More than 540 firefighters supported by 150 fire trucks and seven air tankers were battling blazes in the Coimbra district alone. They also were working in the central and northern districts of Porto, Santarem, Vila Real, Viseu.

Four more people were arrested Wednesday on suspicion of arson – raising to 122 the number of people detained this year on suspicion of deliberately starting fires. Eighty people were arrested last year for arson in Portugal.

Portugal has had little or no rain for 10 months, with at least 75 percent of the country suffering through an extreme drought, the Water Institute said.

French firefighters, who interrupted their vacations to travel to Portugal, join firefighters battling a forest fire in Miranda do Corvo, near Coimbra, 120 miles north of Lisbon. Wildfires that have been raging for days were briefly brought under control Wednesday before they flared up again, officials said.

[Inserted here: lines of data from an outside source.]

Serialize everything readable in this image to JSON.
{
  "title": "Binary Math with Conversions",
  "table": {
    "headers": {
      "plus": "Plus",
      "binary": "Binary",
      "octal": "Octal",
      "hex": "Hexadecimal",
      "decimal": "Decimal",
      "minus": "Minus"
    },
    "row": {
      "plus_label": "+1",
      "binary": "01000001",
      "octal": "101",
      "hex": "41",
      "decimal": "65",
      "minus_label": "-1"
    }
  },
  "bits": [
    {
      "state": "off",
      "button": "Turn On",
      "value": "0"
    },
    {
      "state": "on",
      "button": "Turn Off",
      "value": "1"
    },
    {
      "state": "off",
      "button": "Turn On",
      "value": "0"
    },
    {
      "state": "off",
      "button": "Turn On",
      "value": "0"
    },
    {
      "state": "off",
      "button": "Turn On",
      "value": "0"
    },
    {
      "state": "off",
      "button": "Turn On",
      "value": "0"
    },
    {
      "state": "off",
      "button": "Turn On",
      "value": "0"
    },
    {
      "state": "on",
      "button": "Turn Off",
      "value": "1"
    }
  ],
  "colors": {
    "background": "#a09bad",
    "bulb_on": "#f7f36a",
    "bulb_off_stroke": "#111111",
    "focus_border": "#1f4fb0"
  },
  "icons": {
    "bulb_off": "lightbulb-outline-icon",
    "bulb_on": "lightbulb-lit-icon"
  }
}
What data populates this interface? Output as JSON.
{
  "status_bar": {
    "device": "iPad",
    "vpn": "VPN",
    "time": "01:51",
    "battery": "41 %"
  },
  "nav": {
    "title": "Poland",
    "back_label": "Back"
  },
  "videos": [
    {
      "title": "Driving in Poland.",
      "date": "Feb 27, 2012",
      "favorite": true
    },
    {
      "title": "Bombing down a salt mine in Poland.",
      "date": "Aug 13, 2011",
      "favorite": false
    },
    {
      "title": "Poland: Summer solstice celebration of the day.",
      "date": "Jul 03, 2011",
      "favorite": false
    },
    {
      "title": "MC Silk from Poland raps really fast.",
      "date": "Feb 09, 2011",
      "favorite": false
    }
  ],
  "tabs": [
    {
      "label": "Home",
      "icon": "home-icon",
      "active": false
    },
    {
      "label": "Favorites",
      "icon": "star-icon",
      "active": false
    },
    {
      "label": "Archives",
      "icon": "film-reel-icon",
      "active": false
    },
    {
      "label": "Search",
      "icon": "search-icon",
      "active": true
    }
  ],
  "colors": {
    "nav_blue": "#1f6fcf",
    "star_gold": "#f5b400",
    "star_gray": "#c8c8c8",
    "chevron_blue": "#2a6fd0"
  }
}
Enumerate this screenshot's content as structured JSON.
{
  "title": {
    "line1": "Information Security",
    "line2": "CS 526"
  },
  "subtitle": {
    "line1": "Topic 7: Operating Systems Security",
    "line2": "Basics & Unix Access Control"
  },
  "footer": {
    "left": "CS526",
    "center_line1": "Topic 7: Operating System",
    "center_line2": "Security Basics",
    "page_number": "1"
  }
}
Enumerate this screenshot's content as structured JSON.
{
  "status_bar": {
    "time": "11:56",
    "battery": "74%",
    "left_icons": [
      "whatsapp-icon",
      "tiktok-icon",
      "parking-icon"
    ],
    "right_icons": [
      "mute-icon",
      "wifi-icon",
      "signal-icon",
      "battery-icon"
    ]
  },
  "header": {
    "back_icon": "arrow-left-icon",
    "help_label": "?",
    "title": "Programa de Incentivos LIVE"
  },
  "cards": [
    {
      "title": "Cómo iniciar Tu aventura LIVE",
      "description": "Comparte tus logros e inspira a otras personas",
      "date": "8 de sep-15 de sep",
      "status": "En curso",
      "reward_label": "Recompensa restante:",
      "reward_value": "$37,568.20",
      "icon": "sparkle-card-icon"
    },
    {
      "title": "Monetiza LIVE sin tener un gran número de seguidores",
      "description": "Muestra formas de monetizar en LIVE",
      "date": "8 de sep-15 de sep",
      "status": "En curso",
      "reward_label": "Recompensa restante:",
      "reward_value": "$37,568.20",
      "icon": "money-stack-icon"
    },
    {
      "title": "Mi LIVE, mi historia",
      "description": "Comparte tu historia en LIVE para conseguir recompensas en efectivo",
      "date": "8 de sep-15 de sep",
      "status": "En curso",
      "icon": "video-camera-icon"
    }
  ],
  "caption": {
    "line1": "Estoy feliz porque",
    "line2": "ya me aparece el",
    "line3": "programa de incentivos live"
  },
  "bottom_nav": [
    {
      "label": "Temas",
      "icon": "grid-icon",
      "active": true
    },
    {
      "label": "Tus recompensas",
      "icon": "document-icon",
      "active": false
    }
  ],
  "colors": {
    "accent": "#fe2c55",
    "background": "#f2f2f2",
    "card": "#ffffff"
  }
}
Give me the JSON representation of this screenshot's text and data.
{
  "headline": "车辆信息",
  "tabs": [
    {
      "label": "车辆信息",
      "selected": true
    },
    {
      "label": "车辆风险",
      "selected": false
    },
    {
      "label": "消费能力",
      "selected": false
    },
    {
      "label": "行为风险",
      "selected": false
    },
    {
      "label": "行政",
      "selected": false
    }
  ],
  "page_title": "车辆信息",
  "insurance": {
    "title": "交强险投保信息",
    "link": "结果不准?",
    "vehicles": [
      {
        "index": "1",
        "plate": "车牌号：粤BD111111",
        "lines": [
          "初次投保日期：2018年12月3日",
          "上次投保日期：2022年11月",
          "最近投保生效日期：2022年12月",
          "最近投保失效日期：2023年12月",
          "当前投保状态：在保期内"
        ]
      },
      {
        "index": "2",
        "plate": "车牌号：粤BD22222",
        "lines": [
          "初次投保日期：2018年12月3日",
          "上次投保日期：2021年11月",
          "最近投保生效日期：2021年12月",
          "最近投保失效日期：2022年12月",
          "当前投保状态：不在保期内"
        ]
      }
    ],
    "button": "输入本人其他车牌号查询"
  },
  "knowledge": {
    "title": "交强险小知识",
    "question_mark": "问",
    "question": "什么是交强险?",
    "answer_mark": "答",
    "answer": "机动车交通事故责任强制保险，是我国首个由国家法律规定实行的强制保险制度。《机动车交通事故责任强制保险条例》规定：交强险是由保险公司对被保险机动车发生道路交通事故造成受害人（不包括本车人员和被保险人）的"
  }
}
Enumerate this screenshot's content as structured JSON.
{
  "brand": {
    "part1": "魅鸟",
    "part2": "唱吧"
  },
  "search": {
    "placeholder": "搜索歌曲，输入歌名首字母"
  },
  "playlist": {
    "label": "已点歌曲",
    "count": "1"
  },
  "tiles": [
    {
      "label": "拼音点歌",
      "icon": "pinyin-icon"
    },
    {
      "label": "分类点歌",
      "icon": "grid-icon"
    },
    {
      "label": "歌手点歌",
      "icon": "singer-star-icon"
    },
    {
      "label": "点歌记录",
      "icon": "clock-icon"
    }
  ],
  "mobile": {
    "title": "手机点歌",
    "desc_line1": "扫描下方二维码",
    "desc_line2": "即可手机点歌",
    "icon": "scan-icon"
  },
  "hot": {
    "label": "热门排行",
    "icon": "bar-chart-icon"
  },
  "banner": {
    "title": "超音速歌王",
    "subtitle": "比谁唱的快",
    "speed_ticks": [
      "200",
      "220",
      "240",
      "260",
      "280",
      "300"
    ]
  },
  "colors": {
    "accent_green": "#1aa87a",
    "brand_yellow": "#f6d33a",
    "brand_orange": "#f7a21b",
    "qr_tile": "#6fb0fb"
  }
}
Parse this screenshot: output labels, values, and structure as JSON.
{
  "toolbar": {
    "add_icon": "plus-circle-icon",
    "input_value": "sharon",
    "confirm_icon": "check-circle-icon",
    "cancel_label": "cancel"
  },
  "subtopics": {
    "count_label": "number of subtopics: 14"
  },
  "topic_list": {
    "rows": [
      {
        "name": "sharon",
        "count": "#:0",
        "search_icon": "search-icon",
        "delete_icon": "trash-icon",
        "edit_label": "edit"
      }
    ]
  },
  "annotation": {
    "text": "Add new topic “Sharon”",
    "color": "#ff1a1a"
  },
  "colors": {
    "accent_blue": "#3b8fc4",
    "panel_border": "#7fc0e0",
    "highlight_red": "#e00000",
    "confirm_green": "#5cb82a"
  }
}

After days of fires, a cooling fog and higher humidity helped firefighters bring the flames under control Wednesday before they flared up again, officials said.

The fire has destroyed at least 10 houses in the suburbs of the city of Coimbra, about 120 miles north of Lisbon. About 50 residents were evacuated Tuesday night.

Wildfires have killed 15 people, 11 of them firefighters, this year, burning through 445,000 acres, compared with 320,370 acres last year.

Other parts of southern Europe also were ablaze. In Spain, enduring its driest year since keeping rainfall records in the 1940s, dozens of fires were burning in the northwest Galicia region and other areas.